Escondida na passagem, Anne ouviu os passos se distanciando, mas esperou um pouco antes de sair do túnel. Quando teve certeza de que já era seguro, ela saiu. Tudo estava calmo e silencioso, e foi com cuidado que ela andou pelo corredor até a porta do quarto do irmão. Sorrateiramente, Anne abriu a porta do quarto de Severo.
O quarto estava escuro e abafado, mas a garota pôde perceber que havia alguém deitado na cama, e pelos gemidos, Anne sentiu que Severo estava muito mal. Preocupada, ela se aproximou da cama do irmão, e vendo a varinha dele na cabeceira ao lado da cama, ela a segurou sem hesitar.
- Lumus.
Uma luz fraca iluminou o quarto, e Anne conseguiu ver o irmão. Ao ver Severo, ela não conseguiu esconder o quanto estava impressionada. A garota abriu a boca e deu alguns passos para trás, sem acreditar que aquele era seu irmão. Severo estava encolhido na cama, incrivelmente pálido, e não parava de suar. Sua respiração era difícil e ele deveria estar com frio, pois tremia.

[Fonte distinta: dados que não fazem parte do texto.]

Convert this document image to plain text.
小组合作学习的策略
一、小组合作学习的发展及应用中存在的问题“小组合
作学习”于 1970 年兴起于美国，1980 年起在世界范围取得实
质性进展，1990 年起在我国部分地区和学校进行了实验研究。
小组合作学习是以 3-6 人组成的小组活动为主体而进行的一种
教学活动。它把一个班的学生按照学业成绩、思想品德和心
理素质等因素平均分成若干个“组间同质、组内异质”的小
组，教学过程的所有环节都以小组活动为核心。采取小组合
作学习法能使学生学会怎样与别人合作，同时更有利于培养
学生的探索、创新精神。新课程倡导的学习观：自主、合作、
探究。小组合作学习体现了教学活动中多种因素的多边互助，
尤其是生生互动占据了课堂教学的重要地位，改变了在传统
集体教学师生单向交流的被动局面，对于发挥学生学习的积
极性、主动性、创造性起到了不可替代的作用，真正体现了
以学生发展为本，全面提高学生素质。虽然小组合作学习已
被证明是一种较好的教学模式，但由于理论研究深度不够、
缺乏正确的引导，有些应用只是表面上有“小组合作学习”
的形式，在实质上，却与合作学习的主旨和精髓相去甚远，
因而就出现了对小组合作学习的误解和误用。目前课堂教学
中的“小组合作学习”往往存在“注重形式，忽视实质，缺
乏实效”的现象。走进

- Merlin... O que fizeram com você, Sev... - ela exclamou num sussurro, levando a mão à boca horrorizada.
Ao ouvir o apelido de infância, Severo abriu os olhos lentamente.
- O que.. - a voz não passava de um murmúrio, e ele parou para tomar fôlego -... você está fazendo aqui?
- Eu vim te ajudar, eu sabia que você deveria estar precisando de mim, você estava sozinho com...
- Eu não pre... - ele parou para respirar - Eu não preciso de você!
- Como não precisa?! - ela colocou a mão na testa dele - Você está ardendo, só pode estar com febre! Eu não vou deixar você assim!
- Vá embora! Eu não quero você aqui! - ele disse num tom baixo, mas decidido.
- Porque não? - o rosto dela se tornou ameaçador, e logo ela descobriu porque o irmão agia assim - Eu já sei! Ele disse que iria te machucar se você me ajudasse, não foi?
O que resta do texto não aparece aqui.